Method: Before the study started, an international literature review has been done, which showed that nurses in the United States and Sweden had problems with homosexual patients. There were also different opinions about the reasons why people become homosexual. This research tried to point out how nurses took care of homosexual patients. The study had a descriptive, comparative design and was conducted in the Netherlands, in a hospital for psychiatric patients. The participants were registered nurses from one psychiatric clinic in the east of the Netherlands. Participants were approached through e-mail, which contained a link to an online questionnaire which they were asked to fill in. From the approximately 800 nurses that were approached, 476 completed the questionnaire, which shows a response rate of 59,5%. The questionnaire contained a five point Likert-scale to measure the tolerance towards homosexuality. Every question was to be answered with an answer ranging from totally disagree, to totally agree. This validated scale was used several times to measure the tolerance of the Dutch community.
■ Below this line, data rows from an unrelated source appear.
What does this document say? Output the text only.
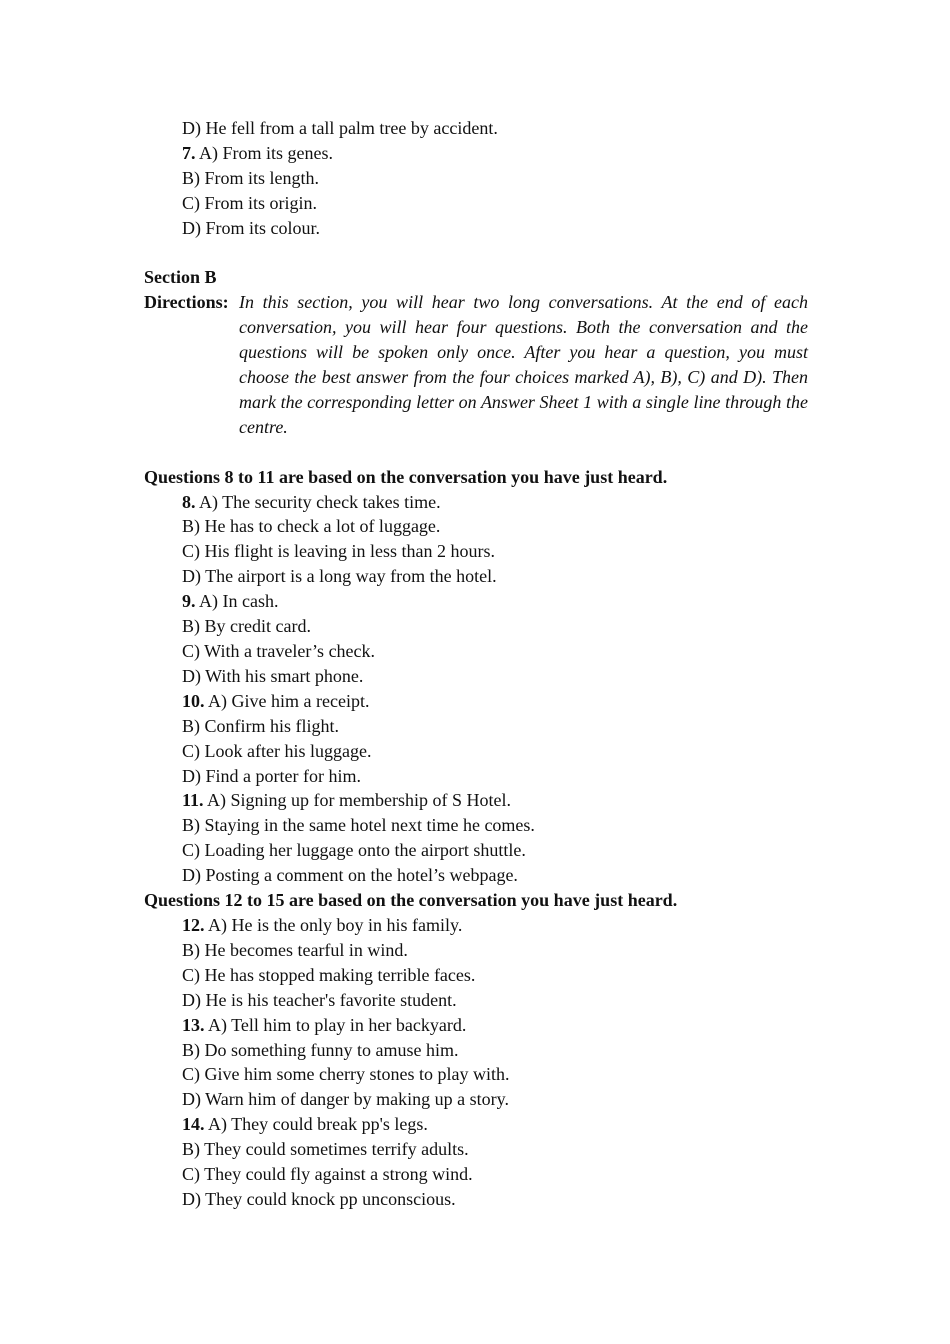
D) He fell from a tall palm tree by accident.
7. A) From its genes.
B) From its length.
C) From its origin.
D) From its colour.
Section B
Directions: In this section, you will hear two long conversations. At the end of each conversation, you will hear four questions. Both the conversation and the questions will be spoken only once. After you hear a question, you must choose the best answer from the four choices marked A), B), C) and D). Then mark the corresponding letter on Answer Sheet 1 with a single line through the centre.
Questions 8 to 11 are based on the conversation you have just heard.
8. A) The security check takes time.
B) He has to check a lot of luggage.
C) His flight is leaving in less than 2 hours.
D) The airport is a long way from the hotel.
9. A) In cash.
B) By credit card.
C) With a traveler’s check.
D) With his smart phone.
10. A) Give him a receipt.
B) Confirm his flight.
C) Look after his luggage.
D) Find a porter for him.
11. A) Signing up for membership of S Hotel.
B) Staying in the same hotel next time he comes.
C) Loading her luggage onto the airport shuttle.
D) Posting a comment on the hotel’s webpage.
Questions 12 to 15 are based on the conversation you have just heard.
12. A) He is the only boy in his family.
B) He becomes tearful in wind.
C) He has stopped making terrible faces.
D) He is his teacher's favorite student.
13. A) Tell him to play in her backyard.
B) Do something funny to amuse him.
C) Give him some cherry stones to play with.
D) Warn him of danger by making up a story.
14. A) They could break pp's legs.
B) They could sometimes terrify adults.
C) They could fly against a strong wind.
D) They could knock pp unconscious.
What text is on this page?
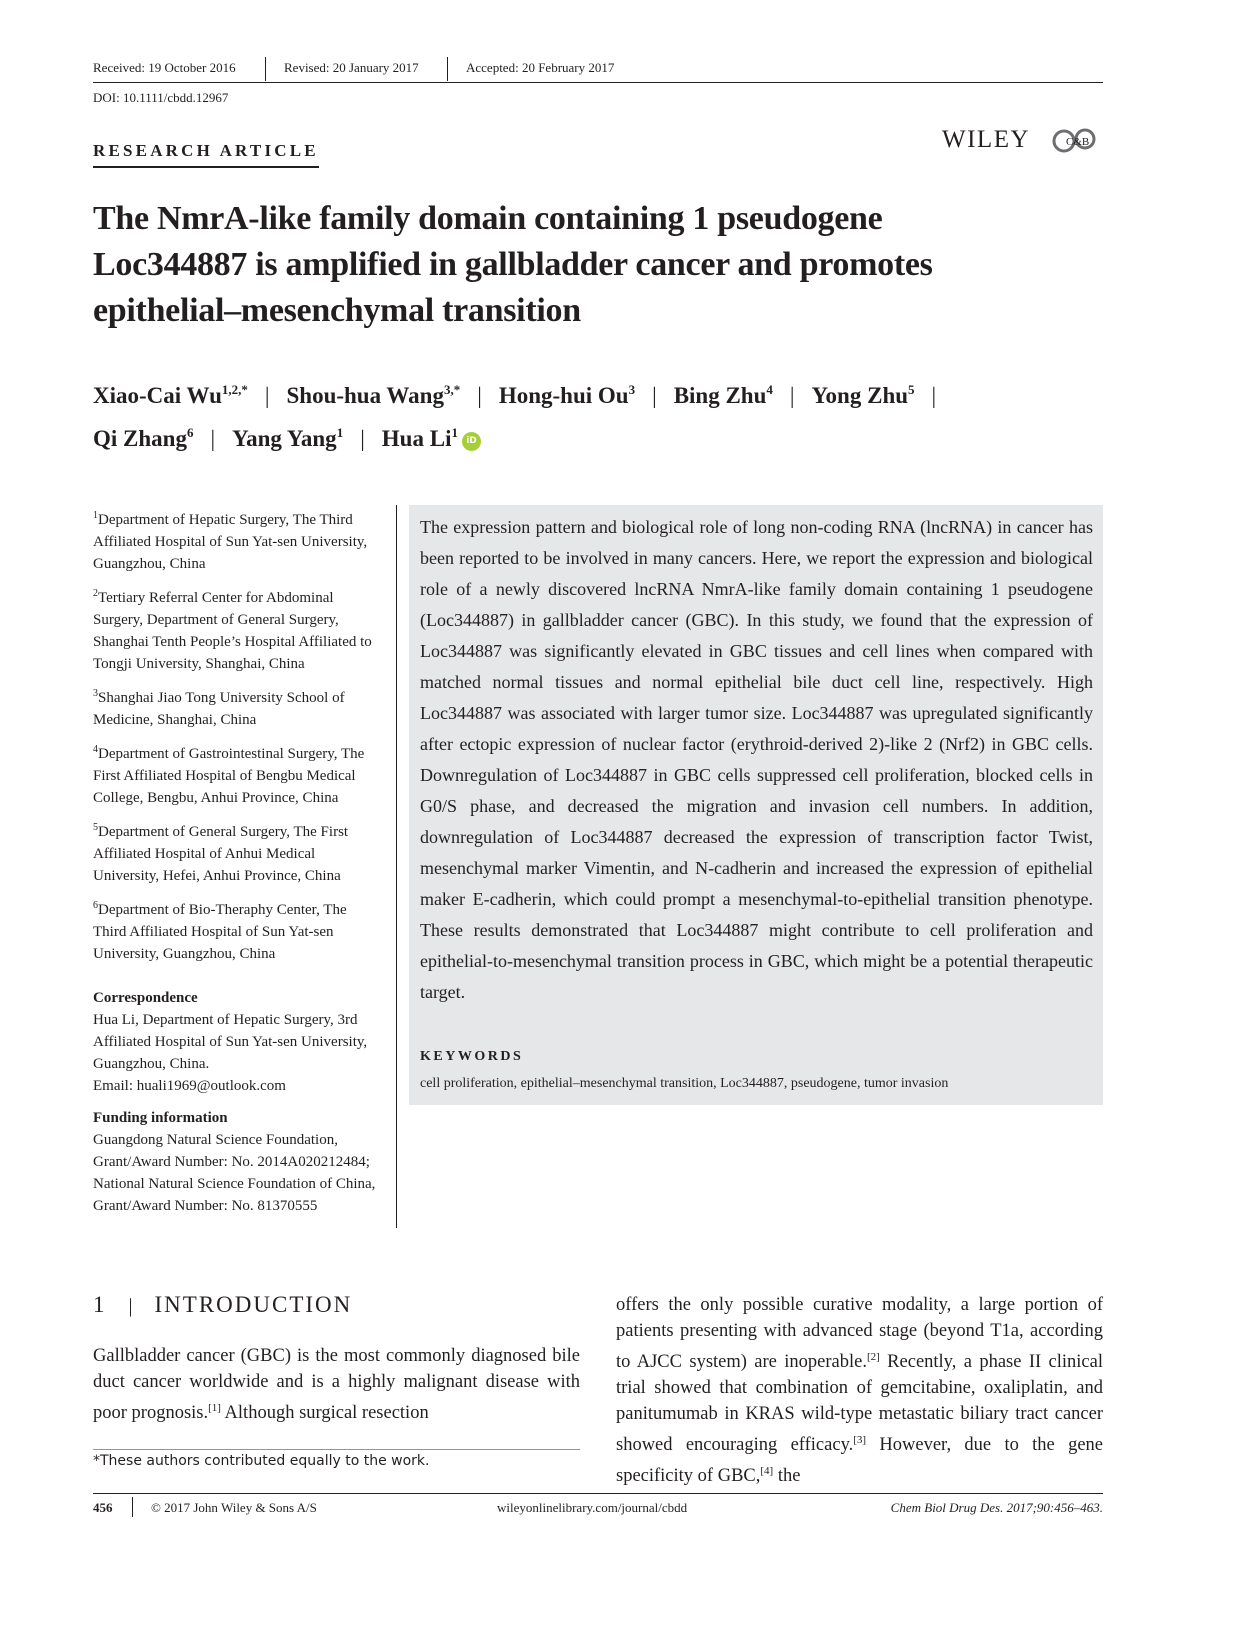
Received: 19 October 2016	Revised: 20 January 2017	Accepted: 20 February 2017
DOI: 10.1111/cbdd.12967
RESEARCH ARTICLE	WILEY	C&B
The NmrA-like family domain containing 1 pseudogene
Loc344887 is amplified in gallbladder cancer and promotes
epithelial–mesenchymal transition
Xiao-Cai $Wu^{1,2,*}$ | Shou-hua Wang$^{3,*}$ | Hong-hui Ou$^3$ | Bing Zhu$^4$ | Yong Zhu$^5$ |
Qi Zhang$^6$ | Yang Yang$^1$ | Hua Li$^1$iD

$^1$Department of Hepatic Surgery, The Third Affiliated Hospital of Sun Yat-sen University, Guangzhou, China

$^2$Tertiary Referral Center for Abdominal Surgery, Department of General Surgery, Shanghai Tenth People’s Hospital Affiliated to Tongji University, Shanghai, China

$^3$Shanghai Jiao Tong University School of Medicine, Shanghai, China

$^4$Department of Gastrointestinal Surgery, The First Affiliated Hospital of Bengbu Medical College, Bengbu, Anhui Province, China

$^5$Department of General Surgery, The First Affiliated Hospital of Anhui Medical University, Hefei, Anhui Province, China

$^6$Department of Bio-Theraphy Center, The Third Affiliated Hospital of Sun Yat-sen University, Guangzhou, China

Correspondence
Hua Li, Department of Hepatic Surgery, 3rd Affiliated Hospital of Sun Yat-sen University, Guangzhou, China.
Email: huali1969@outlook.com
Funding information
Guangdong Natural Science Foundation, Grant/Award Number: No. 2014A020212484; National Natural Science Foundation of China, Grant/Award Number: No. 81370555
The expression pattern and biological role of long non-coding RNA (lncRNA) in cancer has been reported to be involved in many cancers. Here, we report the expression and biological role of a newly discovered lncRNA NmrA-like family domain containing 1 pseudogene (Loc344887) in gallbladder cancer (GBC). In this study, we found that the expression of Loc344887 was significantly elevated in GBC tissues and cell lines when compared with matched normal tissues and normal epithelial bile duct cell line, respectively. High Loc344887 was associated with larger tumor size. Loc344887 was upregulated significantly after ectopic expression of nuclear factor (erythroid-derived 2)-like 2 (Nrf2) in GBC cells. Downregulation of Loc344887 in GBC cells suppressed cell proliferation, blocked cells in G0/S phase, and decreased the migration and invasion cell numbers. In addition, downregulation of Loc344887 decreased the expression of transcription factor Twist, mesenchymal marker Vimentin, and N-cadherin and increased the expression of epithelial maker E-cadherin, which could prompt a mesenchymal-to-epithelial transition phenotype. These results demonstrated that Loc344887 might contribute to cell proliferation and epithelial-to-mesenchymal transition process in GBC, which might be a potential therapeutic target.
KEYWORDS
cell proliferation, epithelial–mesenchymal transition, Loc344887, pseudogene, tumor invasion
1 | INTRODUCTION
Gallbladder cancer (GBC) is the most commonly diagnosed bile duct cancer worldwide and is a highly malignant disease with poor prognosis.[1] Although surgical resection
offers the only possible curative modality, a large portion of patients presenting with advanced stage (beyond T1a, according to AJCC system) are inoperable.[2] Recently, a phase II clinical trial showed that combination of gemcitabine, oxaliplatin, and panitumumab in KRAS wild-type metastatic biliary tract cancer showed encouraging efficacy.[3] However, due to the gene specificity of GBC,[4] the
*These authors contributed equally to the work.
456	© 2017 John Wiley & Sons A/S	wileyonlinelibrary.com/journal/cbdd	Chem Biol Drug Des. 2017;90:456–463.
Results: In general, nurses expressed positive attitudes towards homosexual patients. The most common belief about the cause of homosexuality was that it was congenital. Main outcomes of the study were as follows; education level and/or sex doesn’t/ don’t influence the attitude towards homosexuality in psychiatric health care. And nurses were not clearly positive or negative towards starting a conversation about the sexual orientation of their patients.